Solved – How to evaluate “external” quality of clustering

clusteringdata mining

Let's say you want to cluster some objects, say documents, or sentences, or images.

On the technical side, you first represent these object somehow so that you could calculate distance between them, and then you feed those representations to some clustering algorithm.

Externally, however, you just want to group similar (in some sense — and that's where things become pretty vague for me) objects together. For example, in case of sentences we want for clusters to contain sentences about similar topic/concept; we feel that sentences "oh look at this pic of a cute lolcat" and "facebook revealed new shiny feature tonight" should be in different clusters.

What are the usual approaches for measuring this "external" quality of clustering? I.e. we want to measure how well our clustering procedure groups initial objects (sentences, images); we're not interested in internal measures (like averaged cluster radius, clusters sparseness), since those measures deal with objects' representations, not with real objects. Meaning, the chosen representation may be awful, and even if internal measures is great, externally we'll end up with clusters that are complete junk from our vague, subjective, "some sense"-ish point of view.

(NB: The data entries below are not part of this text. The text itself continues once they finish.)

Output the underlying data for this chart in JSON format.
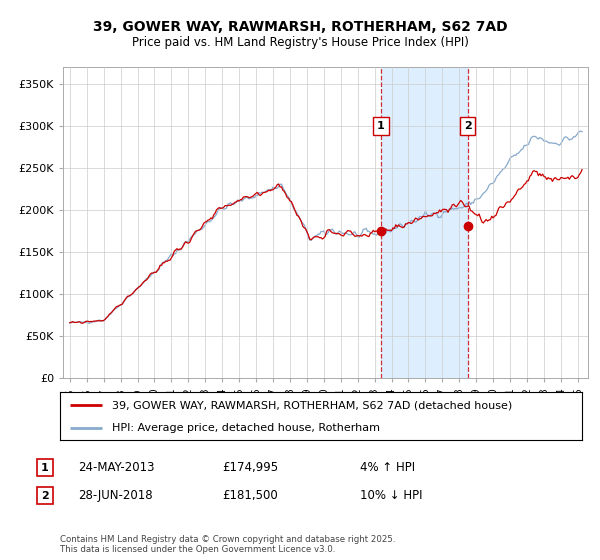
{
  "title_line1": "39, GOWER WAY, RAWMARSH, ROTHERHAM, S62 7AD",
  "title_line2": "Price paid vs. HM Land Registry's House Price Index (HPI)",
  "ylabel_ticks": [
    "£0",
    "£50K",
    "£100K",
    "£150K",
    "£200K",
    "£250K",
    "£300K",
    "£350K"
  ],
  "ytick_values": [
    0,
    50000,
    100000,
    150000,
    200000,
    250000,
    300000,
    350000
  ],
  "ylim": [
    0,
    370000
  ],
  "xlim_start": 1994.6,
  "xlim_end": 2025.6,
  "legend_line1": "39, GOWER WAY, RAWMARSH, ROTHERHAM, S62 7AD (detached house)",
  "legend_line2": "HPI: Average price, detached house, Rotherham",
  "sale1_label": "1",
  "sale1_date": "24-MAY-2013",
  "sale1_price": "£174,995",
  "sale1_hpi": "4% ↑ HPI",
  "sale1_x": 2013.38,
  "sale1_y": 174995,
  "sale2_label": "2",
  "sale2_date": "28-JUN-2018",
  "sale2_price": "£181,500",
  "sale2_hpi": "10% ↓ HPI",
  "sale2_x": 2018.49,
  "sale2_y": 181500,
  "copyright_text": "Contains HM Land Registry data © Crown copyright and database right 2025.\nThis data is licensed under the Open Government Licence v3.0.",
  "red_color": "#cc0000",
  "blue_color": "#88aacc",
  "shade_color": "#ddeeff",
  "background_color": "#ffffff",
  "grid_color": "#cccccc",
  "sale_marker_color": "#cc0000",
  "vline_color": "#cc0000"
}
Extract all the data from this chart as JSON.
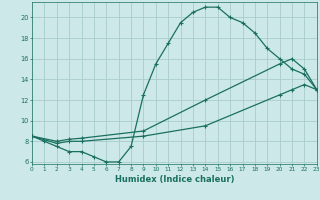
{
  "xlabel": "Humidex (Indice chaleur)",
  "bg_color": "#cce8e8",
  "grid_color": "#aacccc",
  "line_color": "#1a7060",
  "line1_x": [
    0,
    1,
    2,
    3,
    4,
    5,
    6,
    7,
    8,
    9,
    10,
    11,
    12,
    13,
    14,
    15,
    16,
    17,
    18,
    19,
    20,
    21,
    22,
    23
  ],
  "line1_y": [
    8.5,
    8.0,
    7.5,
    7.0,
    7.0,
    6.5,
    6.0,
    6.0,
    7.5,
    12.5,
    15.5,
    17.5,
    19.5,
    20.5,
    21.0,
    21.0,
    20.0,
    19.5,
    18.5,
    17.0,
    16.0,
    15.0,
    14.5,
    13.0
  ],
  "line2_x": [
    0,
    2,
    3,
    4,
    9,
    14,
    20,
    21,
    22,
    23
  ],
  "line2_y": [
    8.5,
    8.0,
    8.2,
    8.3,
    9.0,
    12.0,
    15.5,
    16.0,
    15.0,
    13.0
  ],
  "line3_x": [
    0,
    2,
    3,
    4,
    9,
    14,
    20,
    21,
    22,
    23
  ],
  "line3_y": [
    8.5,
    7.8,
    8.0,
    8.0,
    8.5,
    9.5,
    12.5,
    13.0,
    13.5,
    13.0
  ],
  "xlim": [
    0,
    23
  ],
  "ylim": [
    5.8,
    21.5
  ],
  "yticks": [
    6,
    8,
    10,
    12,
    14,
    16,
    18,
    20
  ],
  "xticks": [
    0,
    1,
    2,
    3,
    4,
    5,
    6,
    7,
    8,
    9,
    10,
    11,
    12,
    13,
    14,
    15,
    16,
    17,
    18,
    19,
    20,
    21,
    22,
    23
  ]
}
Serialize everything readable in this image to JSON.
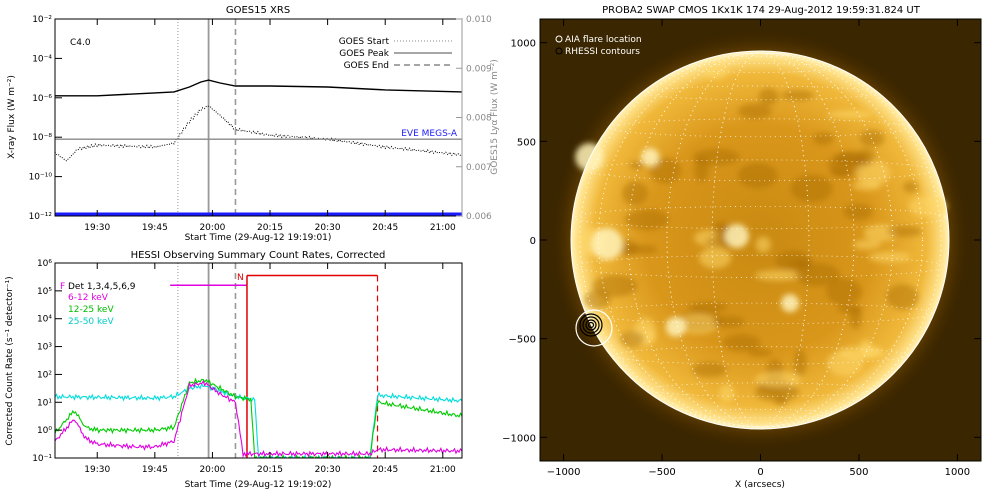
{
  "chart_data": [
    {
      "type": "line",
      "title": "GOES15 XRS",
      "xlabel": "Start Time (29-Aug-12 19:19:01)",
      "ylabel": "X-ray Flux (W m⁻²)",
      "y2label": "GOES15 Lyα Flux (W m⁻²)",
      "xticks": [
        "19:30",
        "19:45",
        "20:00",
        "20:15",
        "20:30",
        "20:45",
        "21:00"
      ],
      "yticks": [
        "10⁻¹²",
        "10⁻¹⁰",
        "10⁻⁸",
        "10⁻⁶",
        "10⁻⁴",
        "10⁻²"
      ],
      "y2ticks": [
        "0.006",
        "0.007",
        "0.008",
        "0.009",
        "0.010"
      ],
      "ylim": [
        -12,
        -2
      ],
      "y2lim": [
        0.006,
        0.01
      ],
      "yscale": "log",
      "flare_class": "C4.0",
      "legend": [
        "GOES Start",
        "GOES Peak",
        "GOES End"
      ],
      "annotation": "EVE MEGS-A",
      "markers": {
        "start": "19:51",
        "peak": "19:59",
        "end": "20:06"
      },
      "series": [
        {
          "name": "",
          "color": "#000000",
          "style": "solid",
          "x": [
            "19:19",
            "19:30",
            "19:45",
            "19:50",
            "19:54",
            "19:57",
            "19:59",
            "20:02",
            "20:06",
            "20:15",
            "20:30",
            "20:45",
            "21:05"
          ],
          "y": [
            -5.9,
            -5.9,
            -5.75,
            -5.7,
            -5.45,
            -5.2,
            -5.1,
            -5.25,
            -5.4,
            -5.4,
            -5.45,
            -5.6,
            -5.7
          ]
        },
        {
          "name": "",
          "color": "#000000",
          "style": "dotted",
          "x": [
            "19:19",
            "19:22",
            "19:25",
            "19:30",
            "19:45",
            "19:50",
            "19:54",
            "19:57",
            "19:59",
            "20:02",
            "20:06",
            "20:15",
            "20:30",
            "20:45",
            "21:05"
          ],
          "y": [
            -8.8,
            -9.2,
            -8.6,
            -8.4,
            -8.5,
            -8.3,
            -7.2,
            -6.6,
            -6.4,
            -6.9,
            -7.6,
            -7.9,
            -8.1,
            -8.5,
            -8.9
          ]
        },
        {
          "name": "",
          "color": "#888888",
          "style": "solid",
          "x": [
            "19:19",
            "21:05"
          ],
          "y": [
            -8.1,
            -8.1
          ]
        },
        {
          "name": "",
          "color": "#1a1aff",
          "style": "solid",
          "x": [
            "19:19",
            "21:05"
          ],
          "y": [
            -11.9,
            -11.9
          ]
        }
      ]
    },
    {
      "type": "line",
      "title": "HESSI Observing Summary Count Rates, Corrected",
      "xlabel": "Start Time (29-Aug-12 19:19:02)",
      "ylabel": "Corrected Count Rate (s⁻¹ detector⁻¹)",
      "xticks": [
        "19:30",
        "19:45",
        "20:00",
        "20:15",
        "20:30",
        "20:45",
        "21:00"
      ],
      "yticks": [
        "10⁻¹",
        "10⁰",
        "10¹",
        "10²",
        "10³",
        "10⁴",
        "10⁵",
        "10⁶"
      ],
      "ylim": [
        -1,
        6
      ],
      "yscale": "log",
      "legend": [
        "Det 1,3,4,5,6,9",
        "6-12 keV",
        "12-25 keV",
        "25-50 keV"
      ],
      "legend_colors": [
        "#000000",
        "#e000e0",
        "#00cc00",
        "#00dddd"
      ],
      "state_labels": {
        "F": "F",
        "N": "N"
      },
      "series": [
        {
          "name": "6-12 keV",
          "color": "#e000e0",
          "x": [
            "19:19",
            "19:24",
            "19:27",
            "19:30",
            "19:40",
            "19:45",
            "19:50",
            "19:54",
            "19:58",
            "20:02",
            "20:06",
            "20:08",
            "20:09",
            "20:41",
            "20:43",
            "21:05"
          ],
          "y": [
            -0.4,
            0.4,
            -0.3,
            -0.5,
            -0.6,
            -0.6,
            -0.4,
            1.6,
            1.7,
            1.3,
            1.0,
            -0.85,
            -0.85,
            -0.85,
            -0.7,
            -0.75
          ]
        },
        {
          "name": "12-25 keV",
          "color": "#00cc00",
          "x": [
            "19:19",
            "19:24",
            "19:27",
            "19:30",
            "19:45",
            "19:50",
            "19:54",
            "19:58",
            "20:02",
            "20:06",
            "20:10",
            "20:11",
            "20:41",
            "20:43",
            "21:05"
          ],
          "y": [
            -0.1,
            0.7,
            0.1,
            0.0,
            0.0,
            0.1,
            1.7,
            1.8,
            1.5,
            1.2,
            1.1,
            -1.0,
            -1.0,
            1.0,
            0.5
          ]
        },
        {
          "name": "25-50 keV",
          "color": "#00dddd",
          "x": [
            "19:19",
            "19:45",
            "19:50",
            "19:54",
            "19:58",
            "20:02",
            "20:06",
            "20:11",
            "20:12",
            "20:41",
            "20:43",
            "21:05"
          ],
          "y": [
            1.2,
            1.15,
            1.2,
            1.5,
            1.6,
            1.4,
            1.2,
            1.1,
            -1.0,
            -1.0,
            1.25,
            1.05
          ]
        }
      ]
    },
    {
      "type": "image",
      "title": "PROBA2 SWAP CMOS 1Kx1K 174 29-Aug-2012 19:59:31.824 UT",
      "xlabel": "X (arcsecs)",
      "ylabel": "",
      "xticks": [
        "−1000",
        "−500",
        "0",
        "500",
        "1000"
      ],
      "yticks": [
        "1000",
        "500",
        "0",
        "−500",
        "−1000"
      ],
      "xlim": [
        -1120,
        1120
      ],
      "ylim": [
        -1120,
        1120
      ],
      "legend": [
        "AIA flare location",
        "RHESSI contours"
      ],
      "solar_radius": 950,
      "flare_location": {
        "x": -830,
        "y": -440
      }
    }
  ]
}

P.S. Having limited knowledge in clustering domain, I suspect I may be asking about really obvious thing, or my terminology may sound strange to clustering experts. If so, please advice what should I read on the subject.

P.P.S. Just in case, I asked the very same question on Quora: http://www.quora.com/How-to-evaluate-external-quality-of-clustering

Best Answer

I do not perfectly understand what you mean by internal and external quality. I assume that internal refers to a measure computed on the obtained partition while external is the result that you would like to obtain.

Usually, internal measure aims at comparing the within cluster distance compared to the distance between the cluster. Intuitively, if clusters are dense and well separated, then you have a good clustering. As this is the objective of clustering, you cannot really do better, unless you ask people to look at your partitions and say whether or not they are good.

If the resulting clustering does not seems good to you, it is probably that either your points are not correctly placed or your distance is not adapted to your problem. For example, suppose that your expected clusters form long parallel rectangle in your representation. If you use an euclidean distance, you won't be able to find the expected partition.

To solve this problem, if in the resulting partition, you find that their is points in the same cluster that should not belong together, then ask yourself why the chosen distance considered them as close. Then, just build (or read about) a new distance function that avoid this problem.

To sum up, if you find that the computed partition does not make sense, it is not necessarily because your quality measure is wrong, but more likely because the clustering performed the wrong task. Finding a good distance and space representation is probably the main task when doing clustering.